Poème de Charles Baudelaire


On sait qu'en 1841Charles Baudelaire s'embarquait pour un voyage en Orient ; il semble qu'il y ait appris le go et ait même participé à un petit tournoi d'amateurs ; il avait sans doute acquis plus de vocabulaire que de technique, si on en juge par ce poème, qui figure dans les Fleurs du Mal sous une version affadie, l'éditeur ayant jugé celle-ci trop hermétique



Quand le ciel bas et lourd pèse comme un couvercle

Sur l'esprit gémissant en proie aux longs ennuis,
Et que de l'horizon embrassant tout le cercle
Il nous verse un jour noir plus triste que les nuits ;

Quand la terre est changée en un cachot humide,
Où l'Espérance, comme une chauve-souris,
S'en va battant les murs de son aile timide
Et se cognant la tête à des plafonds pourris ;

Quand la pluie étalant ses immenses traînées
D'une vaste prison imite les barreaux,
Et qu'un peuple muet d'infâmes araignées
Vient tendre ses filets au fond de nos cerveaux,

Des cloches tout à coup sautent avec furie
Et lancent vers le ciel un affreux hurlement,
Ainsi que des esprits errants et sans patrie
Qui se mettent à geindre opiniâtrement.

- Et de longs corbillards, sans tambours ni musique,
Défilent lentement dans mon âme ; l'Espoir,
Vaincu, pleure, et l'Angoisse atroce, despotique,
Sur mon crâne incliné plante son drapeau noir.

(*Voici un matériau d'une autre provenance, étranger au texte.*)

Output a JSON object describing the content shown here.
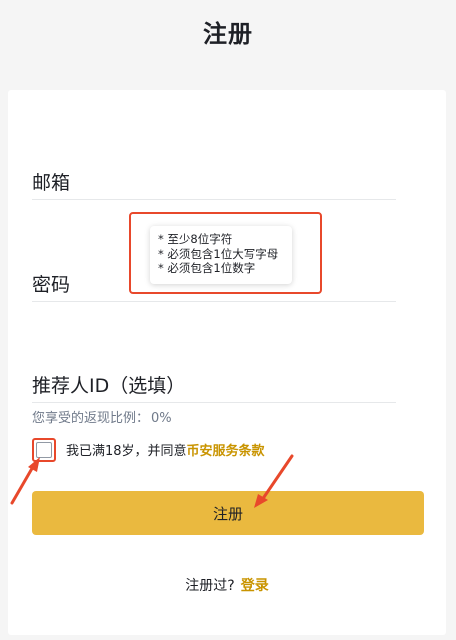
{
  "header": {
    "title": "注册"
  },
  "form": {
    "email_label": "邮箱",
    "password_label": "密码",
    "password_hints": [
      "* 至少8位字符",
      "* 必须包含1位大写字母",
      "* 必须包含1位数字"
    ],
    "referral_label": "推荐人ID（选填）",
    "rebate_label": "您享受的返现比例：",
    "rebate_value": "0%",
    "agree_text": "我已满18岁，并同意",
    "terms_link": "币安服务条款",
    "register_button": "注册"
  },
  "footer": {
    "already_registered": "注册过?",
    "login_link": "登录"
  },
  "colors": {
    "accent": "#eab93f",
    "link": "#c99400",
    "annotation": "#e8482b"
  }
}
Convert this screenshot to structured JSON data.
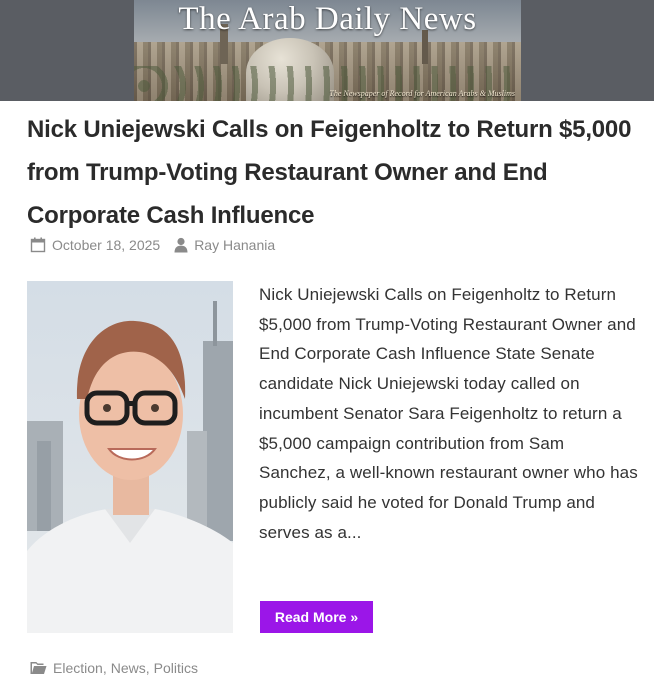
{
  "site": {
    "title": "The Arab Daily News",
    "tagline": "The Newspaper of Record for American Arabs & Muslims"
  },
  "post": {
    "headline": "Nick Uniejewski Calls on Feigenholtz to Return $5,000 from Trump-Voting Restaurant Owner and End Corporate Cash Influence",
    "date": "October 18, 2025",
    "author": "Ray Hanania",
    "excerpt": "Nick Uniejewski Calls on Feigenholtz to Return $5,000 from Trump-Voting Restaurant Owner and End Corporate Cash Influence State Senate candidate Nick Uniejewski today called on incumbent Senator Sara Feigenholtz to return a $5,000 campaign contribution from Sam Sanchez, a well-known restaurant owner who has publicly said he voted for Donald Trump and serves as a...",
    "read_more": "Read More »",
    "categories": [
      "Election",
      "News",
      "Politics"
    ]
  },
  "icons": {
    "date": "calendar-icon",
    "author": "user-icon",
    "categories": "folder-icon"
  },
  "colors": {
    "accent": "#9b16e8",
    "header_bg": "#5a5d63",
    "meta_text": "#8a8a8a"
  }
}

Quand le mur bas et lourd pèse comme un couvercle
Sur les pions gémissant en proie au tsumégo,
Et que des quatre coins embrassant tout le cercle
Il verse une influence plus froide qu’un tombeau ;

Quand la grille est changée en un cachot humide,
Où quelques kikashis, comme des chauve-souris,
S'en vont frôler les tares de leurs ailes timides
Et se cogner la tête à tous les ponnukis ;

Quand les shichôs fuyant en immenses traînées
viennent se briser net comme dans un étau

Et qu'un peuple muet d'infâmes hamétés
A tendu ses gétas au fond de mon moyo,

Des cloches tout à coup sautent avec furie
Et dérangent mes plans d’un affreux hurlement,
Elles marquent le début du long byoyomi
Ne cessant plus de geindre un décompte obsédant.

Et mes groupes sans yeux, en cortèges tragiques
Défilent vers le tas de prisonniers ; l'Espoir,
Vaincu, pleure, et mon adversaire sarcastique,
Sous mes pierres enlevées compte son territoire.